La Turquie a vivement réagi ce dimanche à la reconnaissance par Israël du génocide arménien de 1915, qualifiant cette décision de « politique » et destinée à masquer « les crimes » commis à Gaza. Dans un communiqué officiel, le ministère turc des Affaires étrangères a déclaré : « Le gouvernement israélien, qui a systématiquement persécuté le peuple palestinien sous les yeux du monde entier et qui est actuellement jugé devant la Cour internationale de justice pour génocide à l’encontre de la population de Gaza, cherche à dissimuler ses propres crimes avec la décision politique qu’il a adoptée concernant les événements de 1915. »
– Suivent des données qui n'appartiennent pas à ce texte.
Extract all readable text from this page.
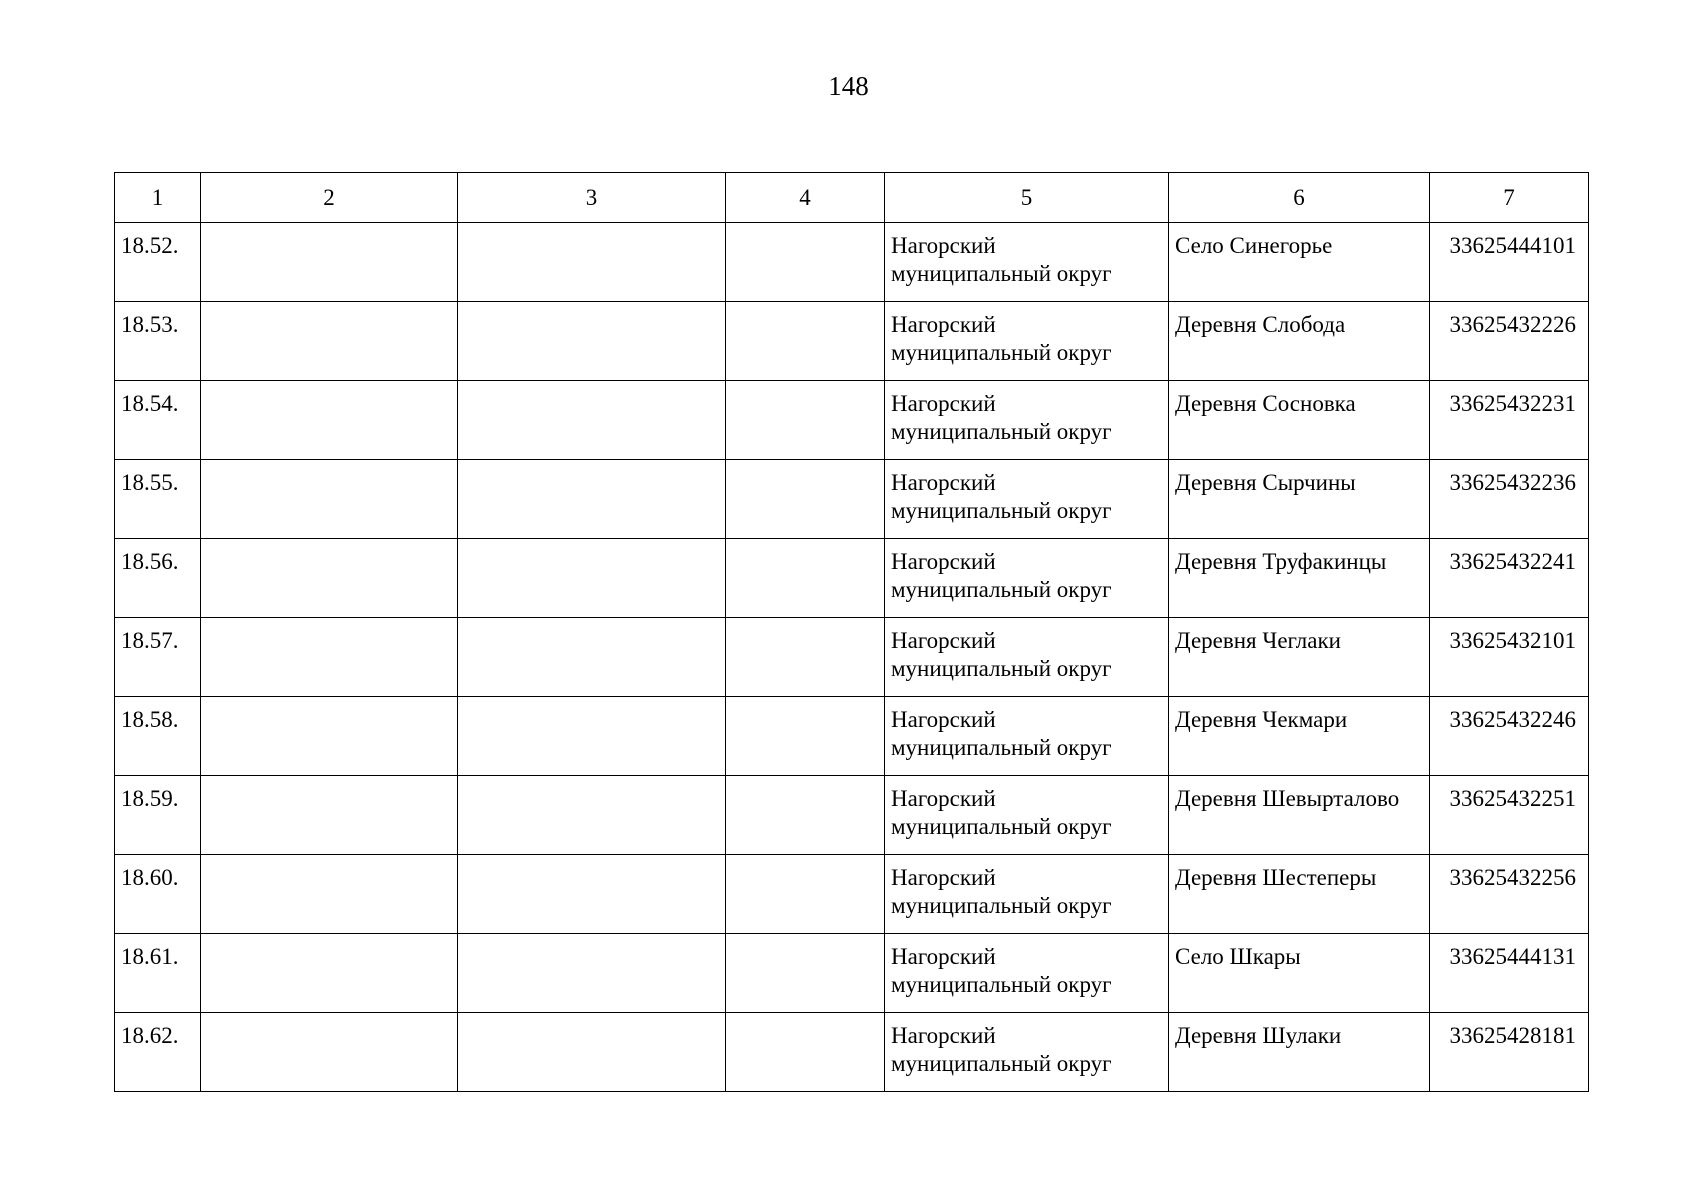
148
1	2	3	4	5	6	7
18.52.				Нагорский
муниципальный округ	Село Синегорье	33625444101
18.53.				Нагорский
муниципальный округ	Деревня Слобода	33625432226
18.54.				Нагорский
муниципальный округ	Деревня Сосновка	33625432231
18.55.				Нагорский
муниципальный округ	Деревня Сырчины	33625432236
18.56.				Нагорский
муниципальный округ	Деревня Труфакинцы	33625432241
18.57.				Нагорский
муниципальный округ	Деревня Чеглаки	33625432101
18.58.				Нагорский
муниципальный округ	Деревня Чекмари	33625432246
18.59.				Нагорский
муниципальный округ	Деревня Шевырталово	33625432251
18.60.				Нагорский
муниципальный округ	Деревня Шестеперы	33625432256
18.61.				Нагорский
муниципальный округ	Село Шкары	33625444131
18.62.				Нагорский
муниципальный округ	Деревня Шулаки	33625428181
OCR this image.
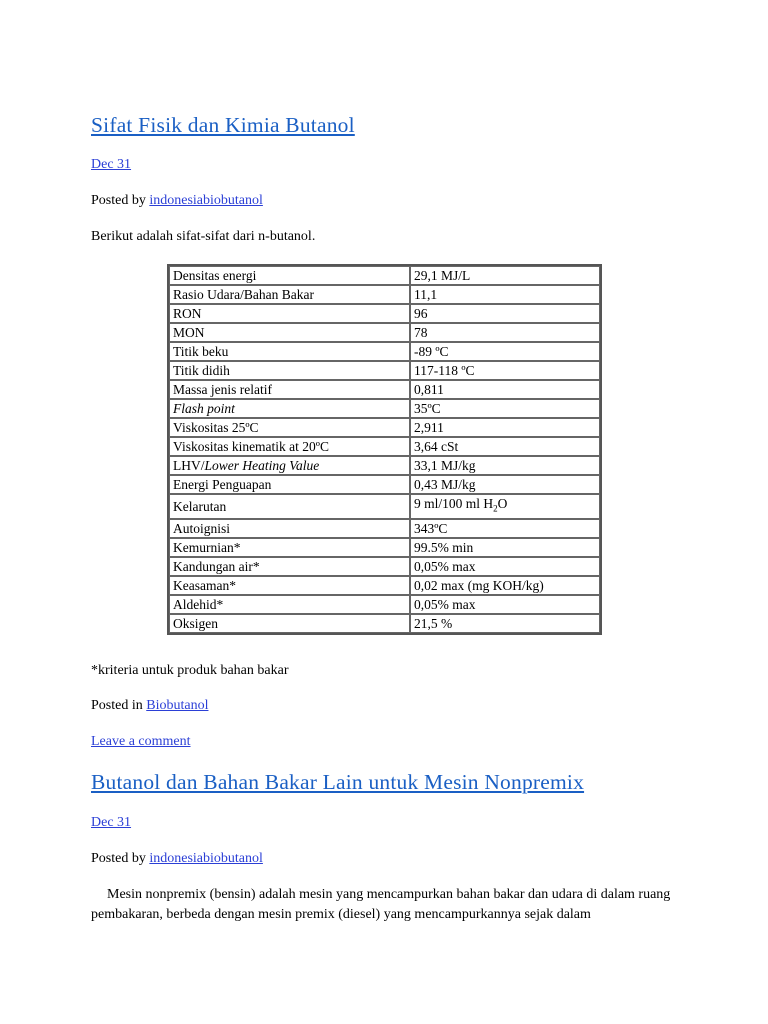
Sifat Fisik dan Kimia Butanol
Dec 31
Posted by indonesiabiobutanol
Berikut adalah sifat-sifat dari n-butanol.
Densitas energi	29,1 MJ/L
Rasio Udara/Bahan Bakar	11,1
RON	96
MON	78
Titik beku	-89 ºC
Titik didih	117-118 ºC
Massa jenis relatif	0,811
Flash point	35ºC
Viskositas 25ºC	2,911
Viskositas kinematik at 20ºC	3,64 cSt
LHV/Lower Heating Value	33,1 MJ/kg
Energi Penguapan	0,43 MJ/kg
Kelarutan	9 ml/100 ml $H_2O$
Autoignisi	343ºC
Kemurnian*	99.5% min
Kandungan air*	0,05% max
Keasaman*	0,02 max (mg KOH/kg)
Aldehid*	0,05% max
Oksigen	21,5 %
*kriteria untuk produk bahan bakar
Posted in Biobutanol
Leave a comment
Butanol dan Bahan Bakar Lain untuk Mesin Nonpremix
Dec 31
Posted by indonesiabiobutanol
Mesin nonpremix (bensin) adalah mesin yang mencampurkan bahan bakar dan udara di dalam ruang pembakaran, berbeda dengan mesin premix (diesel) yang mencampurkannya sejak dalam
Une décision israélienne unanime
Le gouvernement israélien a approuvé dimanche à l’unanimité la reconnaissance du génocide arménien, une mesure qui doit encore être entérinée par le Parlement. Jusqu’à présent, les gouvernements israéliens successifs avaient évité cette reconnaissance officielle afin de préserver leurs relations avec la Turquie, autrefois l’un des plus proches partenaires stratégiques d’Israël dans la région. Ce revirement intervient dans un contexte de vives tensions entre les deux pays, notamment en raison de la guerre à Gaza.
La position turque sur le génocide arménien
La Turquie rejette catégoriquement le terme de génocide pour qualifier les massacres des Arméniens sous l’Empire ottoman pendant la Première Guerre mondiale. Le président turc Recep Tayyip Erdogan, fervent défenseur de la cause palestinienne, a souvent dénoncé le « terrorisme » israélien à Gaza. Dans son communiqué, la diplomatie turque a ajouté : « La Turquie continuera à œuvrer avec détermination pour mettre fin aux politiques expansionnistes et déstabilisatrices d’Israël dans la région. »
Un génocide reconnu internationalement
Le génocide arménien est reconnu par les gouvernements ou les parlements de nombreux pays, dont les États-Unis, la France et l’Allemagne. Le nombre des Arméniens ayant trouvé la mort dans ces massacres commis par l’armée turque pendant la Première Guerre mondiale est évalué entre 600 000 et 1,5 million. La reconnaissance par Israël marque un tournant important, étant donné les relations historiques entre les deux pays.